The Mirra Chair's Design Story
To create the Mirra Chair, Herman Miller teamed with Studio 7.5, a German design firm.
Composed of five designers — Claudia Plikat, Burkhard Schmitz, Nicolai Neubert, Carola Zwick, and Roland Zwick — Studio 7.5 has been involved for over 10 years in the design and development of products that improve the way people work.
They consider themselves "the grandchildren of the Eameses" and, like those pioneering designers, they are experts at observing how workers interact with their environments and finding ways to make that interaction more natural. Sharing a genuine passion for seating, they know seating as a science and work to bring it to another level.
Rather than relying on any individual in the firm, Studio 7.5 works as a team, without titles or hierarchy. The Mirra chair is a product of their collective imagination, talent, and persistence — along with a willingness to break the mold in order to create a chair that sets a new standard for comfort, fit, balanced ride, and visual refinement in its price range.
Studio 7.5 envisioned a chair that reacts to what people do. Part of the concept was to make the chair like a second skin, like a shadow of the sitter.
From this concept, Mirra's passive adjustability was born. From the TriFlex back to the AireWeave seat suspension to the Harmonic tilt, Mirra does just what Studio 7.5 worked to achieve: Just sit on it, and it fits. There are only a few adjustment controls, and they are designed to be very intuitive.
Mirra features common materials applied in original ways — such as the elastomeric seat suspension and molded polymer back that are used instead of foam and fabric. The relationship between materials and technology was optimized to achieve maximum performance with minimal materials.
User testing, benchmarking, focus groups, tilt performance studies, and other methods were used to ensure the chair meets customer needs and provides advanced ergonomic performance. For example, research over the years has shown that the biggest concern users have is back support. In fact, back issues account for the second highest number of work illnesses. The designers took this to heart and focused on the back as an area of differentiation.

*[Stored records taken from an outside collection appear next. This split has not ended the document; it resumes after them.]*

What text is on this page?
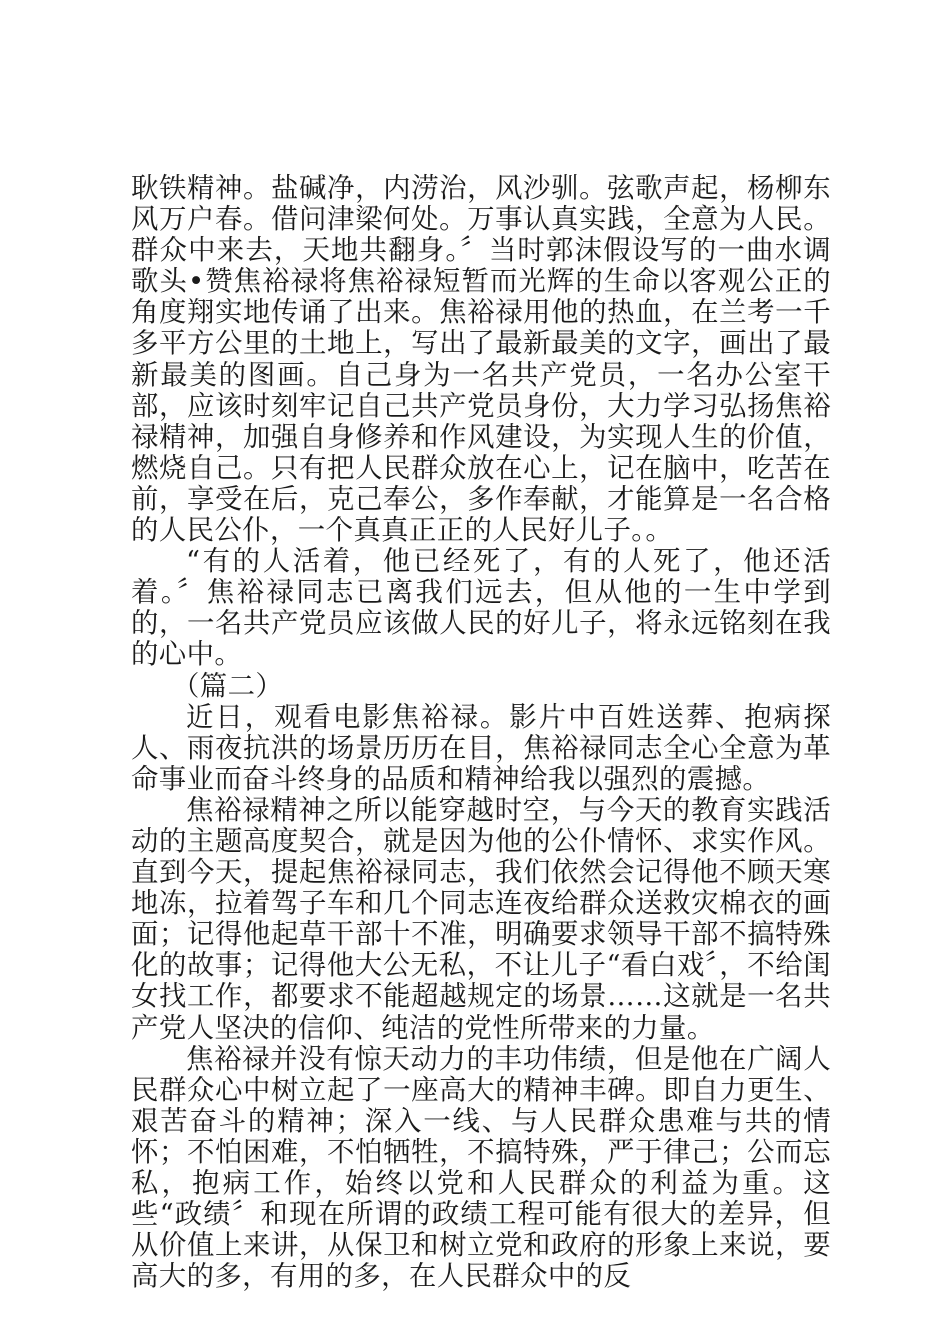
耿铁精神。盐碱净，内涝治，风沙驯。弦歌声起，杨柳东风万户春。借问津梁何处。万事认真实践，全意为人民。群众中来去，天地共翻身。〞当时郭沫假设写的一曲水调歌头•赞焦裕禄将焦裕禄短暂而光辉的生命以客观公正的角度翔实地传诵了出来。焦裕禄用他的热血，在兰考一千多平方公里的土地上，写出了最新最美的文字，画出了最新最美的图画。自己身为一名共产党员，一名办公室干部，应该时刻牢记自己共产党员身份，大力学习弘扬焦裕禄精神，加强自身修养和作风建设，为实现人生的价值，燃烧自己。只有把人民群众放在心上，记在脑中，吃苦在前，享受在后，克己奉公，多作奉献，才能算是一名合格的人民公仆，一个真真正正的人民好儿子。。

“有的人活着，他已经死了，有的人死了，他还活着。〞焦裕禄同志已离我们远去，但从他的一生中学到的，一名共产党员应该做人民的好儿子，将永远铭刻在我的心中。

（篇二）

近日，观看电影焦裕禄。影片中百姓送葬、抱病探人、雨夜抗洪的场景历历在目，焦裕禄同志全心全意为革命事业而奋斗终身的品质和精神给我以强烈的震撼。

焦裕禄精神之所以能穿越时空，与今天的教育实践活动的主题高度契合，就是因为他的公仆情怀、求实作风。直到今天，提起焦裕禄同志，我们依然会记得他不顾天寒地冻，拉着驾子车和几个同志连夜给群众送救灾棉衣的画面；记得他起草干部十不准，明确要求领导干部不搞特殊化的故事；记得他大公无私，不让儿子“看白戏〞，不给闺女找工作，都要求不能超越规定的场景……这就是一名共产党人坚决的信仰、纯洁的党性所带来的力量。

焦裕禄并没有惊天动力的丰功伟绩，但是他在广阔人民群众心中树立起了一座高大的精神丰碑。即自力更生、艰苦奋斗的精神；深入一线、与人民群众患难与共的情怀；不怕困难，不怕牺牲，不搞特殊，严于律己；公而忘私，抱病工作，始终以党和人民群众的利益为重。这些“政绩〞和现在所谓的政绩工程可能有很大的差异，但从价值上来讲，从保卫和树立党和政府的形象上来说，要高大的多，有用的多，在人民群众中的反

Herman Miller and Studio 7.5 also used results from the Civilian American and European Surface Anthropometry Resource (CAESAR) study, which surveyed body measurements of people aged 18-65, using the latest 3D technology. Data from the study — the first full-body, 3D surface anthropometry survey of the U.S. and Europe — helped ensure the chair fits people from the 5th percentile woman to the 95th percentile man.